1 Ibn al-Firkah, however, in some other Statements leaves much room for uncertainty, giving possible justification for regarding his choice also as the southern entrance, the ancient Double Gate, as the historic entrance used by the Prophet and Gabriel.

2 Even Mujir ad-Din's reference is merely incidental, as he is speaking of another subject, Further he failed to include from his main source (Kamal ad-Din as-Suyuti 1471) a statement that the Gate of the Inspector (Bab an-Nazir) near the northern end of the western wall, was also known as the Gate of al-Buraq or of the Prophet. As-Suyuti's reference, added to the fact that the Gate of the Funerals (Bab al-Jana'iz, just south of the Golden Gate) was also known as the Gate of al-Buraq, portrays the very general uncertainty among Moslem authorities themselves.

3 Some of the arguments given above are to be found also in a "Memorandum" prepared in 1930 by Dr.

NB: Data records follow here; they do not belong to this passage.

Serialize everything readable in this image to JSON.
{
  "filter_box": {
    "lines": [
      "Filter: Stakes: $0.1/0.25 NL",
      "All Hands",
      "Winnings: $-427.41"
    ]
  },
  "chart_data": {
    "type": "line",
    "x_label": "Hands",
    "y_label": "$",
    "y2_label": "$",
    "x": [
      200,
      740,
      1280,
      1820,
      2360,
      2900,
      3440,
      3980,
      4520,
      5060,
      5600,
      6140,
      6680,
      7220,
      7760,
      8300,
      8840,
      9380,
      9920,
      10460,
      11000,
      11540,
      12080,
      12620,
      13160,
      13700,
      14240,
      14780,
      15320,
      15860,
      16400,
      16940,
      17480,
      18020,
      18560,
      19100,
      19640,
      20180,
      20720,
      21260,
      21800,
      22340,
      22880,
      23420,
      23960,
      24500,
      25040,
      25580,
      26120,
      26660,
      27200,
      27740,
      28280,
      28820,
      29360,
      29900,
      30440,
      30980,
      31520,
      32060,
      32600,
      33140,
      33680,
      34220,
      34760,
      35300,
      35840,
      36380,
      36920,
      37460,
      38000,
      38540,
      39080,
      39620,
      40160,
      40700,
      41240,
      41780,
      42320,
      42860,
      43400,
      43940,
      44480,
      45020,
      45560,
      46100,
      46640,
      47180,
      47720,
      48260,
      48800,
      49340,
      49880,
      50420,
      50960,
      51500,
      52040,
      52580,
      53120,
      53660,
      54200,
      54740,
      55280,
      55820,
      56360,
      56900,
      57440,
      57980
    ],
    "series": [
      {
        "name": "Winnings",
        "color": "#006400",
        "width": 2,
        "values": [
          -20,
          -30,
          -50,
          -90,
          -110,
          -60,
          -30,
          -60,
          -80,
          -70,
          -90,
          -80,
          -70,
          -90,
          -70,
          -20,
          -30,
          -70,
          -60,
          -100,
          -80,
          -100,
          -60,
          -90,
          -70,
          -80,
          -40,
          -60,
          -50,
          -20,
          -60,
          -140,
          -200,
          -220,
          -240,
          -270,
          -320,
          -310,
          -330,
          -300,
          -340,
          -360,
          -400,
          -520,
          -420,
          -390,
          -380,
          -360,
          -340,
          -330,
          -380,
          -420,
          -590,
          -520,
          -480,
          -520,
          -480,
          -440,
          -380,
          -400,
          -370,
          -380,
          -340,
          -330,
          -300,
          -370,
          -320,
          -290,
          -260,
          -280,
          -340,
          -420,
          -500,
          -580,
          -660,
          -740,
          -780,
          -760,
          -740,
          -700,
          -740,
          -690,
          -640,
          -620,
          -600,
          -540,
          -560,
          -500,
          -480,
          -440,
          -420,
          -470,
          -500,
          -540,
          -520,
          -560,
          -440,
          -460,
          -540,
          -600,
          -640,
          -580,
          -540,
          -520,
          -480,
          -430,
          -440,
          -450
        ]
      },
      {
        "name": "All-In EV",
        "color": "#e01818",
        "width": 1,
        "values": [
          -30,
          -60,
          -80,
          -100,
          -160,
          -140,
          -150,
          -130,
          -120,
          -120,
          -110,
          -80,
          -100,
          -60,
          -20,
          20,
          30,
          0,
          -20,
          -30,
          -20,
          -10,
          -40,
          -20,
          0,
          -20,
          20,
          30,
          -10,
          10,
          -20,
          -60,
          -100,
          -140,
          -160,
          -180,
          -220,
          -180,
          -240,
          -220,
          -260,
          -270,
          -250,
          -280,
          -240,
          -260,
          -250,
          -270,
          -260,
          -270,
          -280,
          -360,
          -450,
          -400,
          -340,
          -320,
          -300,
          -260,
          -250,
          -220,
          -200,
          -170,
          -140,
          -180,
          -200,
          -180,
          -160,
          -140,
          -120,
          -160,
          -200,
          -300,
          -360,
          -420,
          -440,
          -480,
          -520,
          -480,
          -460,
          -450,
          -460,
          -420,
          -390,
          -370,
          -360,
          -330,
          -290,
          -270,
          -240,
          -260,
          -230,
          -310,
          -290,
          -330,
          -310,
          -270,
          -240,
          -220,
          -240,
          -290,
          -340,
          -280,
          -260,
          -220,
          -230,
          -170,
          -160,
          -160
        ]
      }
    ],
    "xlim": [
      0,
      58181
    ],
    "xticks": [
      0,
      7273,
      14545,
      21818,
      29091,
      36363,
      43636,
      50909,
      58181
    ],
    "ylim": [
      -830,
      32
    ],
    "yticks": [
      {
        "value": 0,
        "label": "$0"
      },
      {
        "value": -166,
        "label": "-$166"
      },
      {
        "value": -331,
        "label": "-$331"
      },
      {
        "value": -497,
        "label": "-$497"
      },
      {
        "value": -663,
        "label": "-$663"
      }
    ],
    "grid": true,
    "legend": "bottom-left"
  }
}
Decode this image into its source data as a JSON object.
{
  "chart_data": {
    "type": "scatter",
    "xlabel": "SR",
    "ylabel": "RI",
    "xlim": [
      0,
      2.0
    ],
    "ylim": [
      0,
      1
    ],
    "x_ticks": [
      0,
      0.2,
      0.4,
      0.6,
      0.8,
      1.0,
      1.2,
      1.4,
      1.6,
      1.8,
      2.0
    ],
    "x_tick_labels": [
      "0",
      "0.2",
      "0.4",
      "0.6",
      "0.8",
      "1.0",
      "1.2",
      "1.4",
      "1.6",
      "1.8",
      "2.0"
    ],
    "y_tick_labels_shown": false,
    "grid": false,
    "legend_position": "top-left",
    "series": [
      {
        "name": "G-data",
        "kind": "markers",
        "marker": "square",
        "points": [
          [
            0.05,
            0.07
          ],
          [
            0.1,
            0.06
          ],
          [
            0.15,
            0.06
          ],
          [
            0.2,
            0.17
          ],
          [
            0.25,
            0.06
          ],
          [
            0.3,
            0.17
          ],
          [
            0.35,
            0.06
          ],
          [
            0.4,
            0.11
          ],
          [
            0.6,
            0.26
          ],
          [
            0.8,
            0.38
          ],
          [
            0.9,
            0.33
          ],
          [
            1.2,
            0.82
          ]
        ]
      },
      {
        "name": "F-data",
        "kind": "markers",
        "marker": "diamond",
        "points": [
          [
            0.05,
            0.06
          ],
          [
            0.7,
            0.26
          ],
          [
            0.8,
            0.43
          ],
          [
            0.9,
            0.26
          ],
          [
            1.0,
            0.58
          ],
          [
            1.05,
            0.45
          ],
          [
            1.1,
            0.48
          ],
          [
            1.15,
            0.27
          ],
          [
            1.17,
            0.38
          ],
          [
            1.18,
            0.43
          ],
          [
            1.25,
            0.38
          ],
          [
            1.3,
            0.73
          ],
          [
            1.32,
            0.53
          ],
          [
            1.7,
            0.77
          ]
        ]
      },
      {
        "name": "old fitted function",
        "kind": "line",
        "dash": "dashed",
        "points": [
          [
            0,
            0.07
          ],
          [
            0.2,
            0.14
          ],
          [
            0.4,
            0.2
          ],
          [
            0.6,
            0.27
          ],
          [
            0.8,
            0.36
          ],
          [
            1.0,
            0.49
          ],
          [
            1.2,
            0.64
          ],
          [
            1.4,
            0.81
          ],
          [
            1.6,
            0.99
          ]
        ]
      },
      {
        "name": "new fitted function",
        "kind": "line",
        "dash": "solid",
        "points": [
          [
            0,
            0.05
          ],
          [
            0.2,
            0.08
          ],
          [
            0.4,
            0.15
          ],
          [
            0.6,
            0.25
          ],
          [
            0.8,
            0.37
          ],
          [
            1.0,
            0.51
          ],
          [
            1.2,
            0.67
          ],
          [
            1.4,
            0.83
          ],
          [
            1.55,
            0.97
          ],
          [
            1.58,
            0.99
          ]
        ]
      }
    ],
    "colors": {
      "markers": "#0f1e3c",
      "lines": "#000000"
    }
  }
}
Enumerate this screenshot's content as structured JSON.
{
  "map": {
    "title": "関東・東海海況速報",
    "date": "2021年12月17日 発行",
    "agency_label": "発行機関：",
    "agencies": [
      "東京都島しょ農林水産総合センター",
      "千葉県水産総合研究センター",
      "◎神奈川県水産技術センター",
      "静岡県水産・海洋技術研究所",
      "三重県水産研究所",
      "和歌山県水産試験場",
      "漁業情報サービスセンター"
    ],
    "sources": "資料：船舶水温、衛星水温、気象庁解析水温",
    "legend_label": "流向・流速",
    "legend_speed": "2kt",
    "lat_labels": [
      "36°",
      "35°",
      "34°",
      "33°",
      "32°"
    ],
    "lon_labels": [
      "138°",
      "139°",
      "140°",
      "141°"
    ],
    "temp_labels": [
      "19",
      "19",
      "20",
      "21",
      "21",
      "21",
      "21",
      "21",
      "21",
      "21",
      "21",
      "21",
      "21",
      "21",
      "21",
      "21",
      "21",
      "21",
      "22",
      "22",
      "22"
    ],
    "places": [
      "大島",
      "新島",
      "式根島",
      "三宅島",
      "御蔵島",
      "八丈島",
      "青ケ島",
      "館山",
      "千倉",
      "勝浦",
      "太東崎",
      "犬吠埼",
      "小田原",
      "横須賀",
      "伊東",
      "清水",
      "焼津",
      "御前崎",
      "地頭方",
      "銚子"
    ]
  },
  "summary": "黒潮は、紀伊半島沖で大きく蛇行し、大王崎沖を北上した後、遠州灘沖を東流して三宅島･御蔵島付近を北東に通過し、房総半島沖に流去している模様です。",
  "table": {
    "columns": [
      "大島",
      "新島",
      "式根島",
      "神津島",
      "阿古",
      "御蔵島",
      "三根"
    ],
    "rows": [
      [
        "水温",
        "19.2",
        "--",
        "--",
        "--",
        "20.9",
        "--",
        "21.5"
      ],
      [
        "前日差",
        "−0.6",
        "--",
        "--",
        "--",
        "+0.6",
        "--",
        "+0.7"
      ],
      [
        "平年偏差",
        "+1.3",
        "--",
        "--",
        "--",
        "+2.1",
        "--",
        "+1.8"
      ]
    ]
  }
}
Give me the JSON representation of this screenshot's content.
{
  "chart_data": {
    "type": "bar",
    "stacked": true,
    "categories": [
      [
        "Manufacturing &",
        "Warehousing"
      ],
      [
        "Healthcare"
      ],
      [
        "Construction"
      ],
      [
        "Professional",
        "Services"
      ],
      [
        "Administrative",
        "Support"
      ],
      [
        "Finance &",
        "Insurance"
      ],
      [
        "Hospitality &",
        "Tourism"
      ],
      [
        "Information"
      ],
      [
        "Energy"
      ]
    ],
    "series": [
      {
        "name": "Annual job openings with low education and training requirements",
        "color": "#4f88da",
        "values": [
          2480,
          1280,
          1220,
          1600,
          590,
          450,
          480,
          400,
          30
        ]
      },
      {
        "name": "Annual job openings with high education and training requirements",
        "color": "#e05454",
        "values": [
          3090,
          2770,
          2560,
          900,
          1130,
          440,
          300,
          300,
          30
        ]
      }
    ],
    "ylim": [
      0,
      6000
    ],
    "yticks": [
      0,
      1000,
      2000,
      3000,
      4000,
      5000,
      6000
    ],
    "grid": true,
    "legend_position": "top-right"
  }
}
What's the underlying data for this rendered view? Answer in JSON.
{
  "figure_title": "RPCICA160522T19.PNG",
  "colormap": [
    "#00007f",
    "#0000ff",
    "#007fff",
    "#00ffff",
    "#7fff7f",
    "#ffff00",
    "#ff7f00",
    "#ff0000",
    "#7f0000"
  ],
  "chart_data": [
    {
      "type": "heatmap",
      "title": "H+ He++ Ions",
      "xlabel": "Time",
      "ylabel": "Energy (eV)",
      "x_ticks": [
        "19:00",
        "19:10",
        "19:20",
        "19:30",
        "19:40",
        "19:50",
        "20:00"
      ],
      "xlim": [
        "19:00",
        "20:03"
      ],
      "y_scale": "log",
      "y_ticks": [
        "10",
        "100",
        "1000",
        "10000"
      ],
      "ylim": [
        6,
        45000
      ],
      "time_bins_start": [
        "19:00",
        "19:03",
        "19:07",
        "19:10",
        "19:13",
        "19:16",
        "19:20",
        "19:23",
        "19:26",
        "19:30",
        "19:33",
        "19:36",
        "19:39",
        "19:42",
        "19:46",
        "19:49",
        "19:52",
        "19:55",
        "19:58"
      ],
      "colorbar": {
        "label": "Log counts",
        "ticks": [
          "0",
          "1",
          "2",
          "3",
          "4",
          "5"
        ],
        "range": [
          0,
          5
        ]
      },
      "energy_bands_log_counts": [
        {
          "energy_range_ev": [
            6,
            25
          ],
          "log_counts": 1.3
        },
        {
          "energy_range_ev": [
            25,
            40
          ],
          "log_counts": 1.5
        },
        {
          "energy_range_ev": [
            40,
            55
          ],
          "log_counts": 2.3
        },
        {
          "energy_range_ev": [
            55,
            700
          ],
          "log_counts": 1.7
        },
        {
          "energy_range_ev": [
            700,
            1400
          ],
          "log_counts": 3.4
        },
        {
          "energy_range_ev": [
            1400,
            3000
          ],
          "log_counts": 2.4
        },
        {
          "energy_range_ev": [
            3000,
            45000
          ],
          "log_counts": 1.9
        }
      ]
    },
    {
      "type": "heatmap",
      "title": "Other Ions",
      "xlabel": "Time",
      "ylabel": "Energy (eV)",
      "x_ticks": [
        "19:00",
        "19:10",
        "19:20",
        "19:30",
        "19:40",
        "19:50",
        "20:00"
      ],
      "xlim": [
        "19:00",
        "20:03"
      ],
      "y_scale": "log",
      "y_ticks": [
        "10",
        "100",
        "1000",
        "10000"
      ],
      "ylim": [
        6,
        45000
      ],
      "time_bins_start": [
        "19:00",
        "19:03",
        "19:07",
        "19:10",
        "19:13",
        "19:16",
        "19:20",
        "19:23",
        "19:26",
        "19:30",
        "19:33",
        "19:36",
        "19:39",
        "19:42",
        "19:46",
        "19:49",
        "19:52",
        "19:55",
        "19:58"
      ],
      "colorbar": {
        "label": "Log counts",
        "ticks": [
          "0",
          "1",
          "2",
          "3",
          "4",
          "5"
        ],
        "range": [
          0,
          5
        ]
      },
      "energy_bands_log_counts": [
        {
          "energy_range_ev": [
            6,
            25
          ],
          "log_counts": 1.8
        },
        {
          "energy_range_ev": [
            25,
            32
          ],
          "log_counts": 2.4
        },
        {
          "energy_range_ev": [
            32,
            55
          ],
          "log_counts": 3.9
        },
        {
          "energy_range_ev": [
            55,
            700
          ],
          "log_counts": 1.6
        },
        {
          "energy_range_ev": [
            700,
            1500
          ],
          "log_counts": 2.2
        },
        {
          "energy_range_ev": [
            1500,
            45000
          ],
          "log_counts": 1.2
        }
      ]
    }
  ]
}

Cyrus Adler, president of Dropsie College, Philadelphia, for presentation to the Special Commission of the League of Nations appointed to settle the "Wailing Wall" problem. I saw the very interesting Memorandum (not prepared for general publication) only after completing this article. It contains, in addition, the history of Jewish devotion to the wall as a relic of the ancient temples, from the first centuries of our era and, from the destruction of the temple, indeed, in the year 70. The present writer has a brief sketch of the "Wall of al-Buraq" problem in an article on the Journal of Biblical Literature, for June, 1932.

The Muslim World, vol. 22: 1932, pp. 331-339.